El de las alas, los pulmones y las columnas. Es que Juan Pablo II quería recordar al hombre que tuviera en cuenta las posibilidades con las que contaba para buscar el conocimiento de las cosas y de los hombres, pero no quedarse en ello, sino trascender y volar, pues fe y razón (Fides et ratio) eran dos alas que Dios había puesto en la persona para que pudiera disponer de unas cualidades extraordinarias para llegar más allá de lo que ofrece la inmediatez de los sentidos.
Y para respirar, con hondura y aire limpio, aceptar la sabiduría de Oriente y de Occidente (Slavorum apostoli). Son los dos pulmones de la Iglesia. Imprescindibles y unidos, marcando una tradición de mutuo enriquecimiento y magisterio. Los padres y escritores, de uno y de otro espacio, son la fuente de donde dimana ese aire imprescindible para cobijarse y atender, bajo una atmósfera segura de fidelidad, a las inspiraciones que el Espíritu de Dios ofrece a la Iglesia.
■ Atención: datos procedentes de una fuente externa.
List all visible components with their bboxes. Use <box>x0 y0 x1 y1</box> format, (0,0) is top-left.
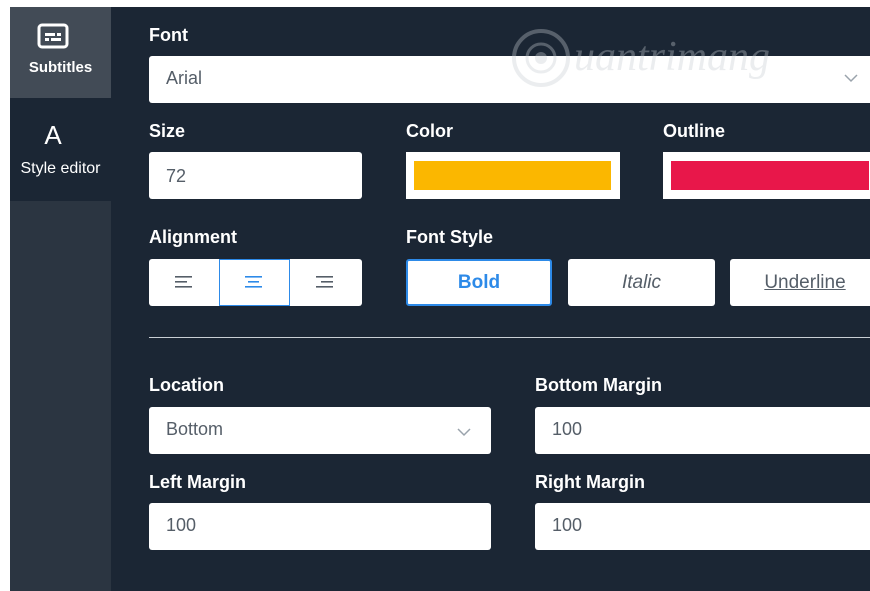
left-margin-input[interactable]: 100 <box>149 503 491 550</box>
outline-label: Outline <box>663 121 725 141</box>
right-margin-value: 100 <box>552 515 583 535</box>
size-input[interactable]: 72 <box>149 152 362 199</box>
font-style-label: Font Style <box>406 227 494 247</box>
align-center-icon <box>245 276 262 288</box>
font-value: Arial <box>166 68 203 88</box>
svg-text:A: A <box>44 122 62 148</box>
watermark: uantrimang <box>510 25 850 95</box>
chevron-down-icon <box>457 428 471 437</box>
right-margin-label: Right Margin <box>535 472 645 492</box>
right-margin-input[interactable]: 100 <box>535 503 870 550</box>
bottom-margin-value: 100 <box>552 419 583 439</box>
font-label: Font <box>149 25 188 45</box>
align-center-button[interactable] <box>219 259 290 306</box>
style-editor-panel: Subtitles A Style editor Font Arial uant… <box>10 7 870 591</box>
alignment-label: Alignment <box>149 227 237 247</box>
left-margin-value: 100 <box>166 515 197 535</box>
alignment-group <box>149 259 362 306</box>
section-divider <box>149 337 870 338</box>
sidebar-item-subtitles[interactable]: Subtitles <box>10 7 111 98</box>
location-value: Bottom <box>166 419 224 439</box>
letter-a-icon: A <box>44 122 62 148</box>
underline-button[interactable]: Underline <box>730 259 870 306</box>
watermark-text: uantrimang <box>574 34 771 80</box>
outline-color-picker[interactable] <box>663 152 870 199</box>
sidebar-item-label: Subtitles <box>28 59 93 76</box>
color-swatch <box>414 161 611 190</box>
align-right-icon <box>316 276 333 288</box>
sidebar-item-style-editor[interactable]: A Style editor <box>10 98 111 201</box>
left-margin-label: Left Margin <box>149 472 246 492</box>
bottom-margin-input[interactable]: 100 <box>535 407 870 454</box>
color-picker[interactable] <box>406 152 620 199</box>
align-left-button[interactable] <box>149 259 219 306</box>
italic-button[interactable]: Italic <box>568 259 715 306</box>
location-select[interactable]: Bottom <box>149 407 491 454</box>
align-right-button[interactable] <box>290 259 362 306</box>
sidebar-item-label: Style editor <box>20 160 101 177</box>
bottom-margin-label: Bottom Margin <box>535 375 662 395</box>
location-label: Location <box>149 375 224 395</box>
watermark-logo-icon <box>512 29 570 87</box>
size-label: Size <box>149 121 186 141</box>
size-value: 72 <box>166 166 187 186</box>
outline-swatch <box>671 161 869 190</box>
sidebar: Subtitles A Style editor <box>10 7 111 591</box>
color-label: Color <box>406 121 453 141</box>
bold-button[interactable]: Bold <box>406 259 552 306</box>
align-left-icon <box>175 276 192 288</box>
subtitles-icon <box>37 23 69 49</box>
Las columnas, más que solidez y apoyo, son modelo y ejemplo, tan queridos como deseados a la hora de sentirse identificado con ellos. Son Cristo y María. El Redentor de los hombres y la Madre de Dios (Redemptor hominis, Redemptoris Mater). Como manantial y cumbre, la Eucaristía (Ecclesia de Eucharistia).
Junto a todo ello, la fidelidad y el diálogo, la cultura y la vida, la doctrina social y el trabajo, el milenio que llega y el milenio que comienza. Los tiempos, los días y los trabajos, la fe, la Iglesia y la sociedad eran objeto del magisterio permanente de Juan Pablo II.
Nada de lo humano le resultaba indiferente. Si de las manos de Dios habían salido todas las cosas, pero fueron heridas por el pecado, a él debían retornar purificadas y santas. Este fue su trabajo y la fuente de su santidad. Hizo del ministerio petrino el mejor y más válido de los caminos para identificarse en todo con Jesucristo, el Redentor de los hombres.
Juan Pablo II beato. Era un secreto que todos conocíamos. El insondable misterio del amor de Dios se había metido, por la gracia del Espíritu, en el corazón de este cristiano bueno y fuerte. La bondad le había llegado como favor de Dios por la fidelidad a la gracia que, como cristiano, sacerdote, obispo y Papa había recibido. La fortaleza le llegaría, sorprendente paradoja, por el camino de la debilidad, de la persecución, del sufrimiento, de la enfermedad. Lo divino de la gracia vencía a lo perecedero de la naturaleza humana. Al final –no podía ser de otra manera–, el que siguiera en este mundo el camino de la cruz de Cristo, tendría también el premio de la resurrección.
Beato Juan Pablo II: una vida santa de un auténtico testigo de Cristo, maestro del Evangelio y servidor de la Iglesia.
Decía Benedicto XVI que, en la hora de la muerte, Juan Pablo II coronó su largo y fecundo pontificado confirmando en la fe al pueblo cristiano, reuniéndolo en torno a sí y haciendo que se sintiera cada vez más unida toda la familia humana (A los cardenales en la Capilla Sixtina, 20-4-2005).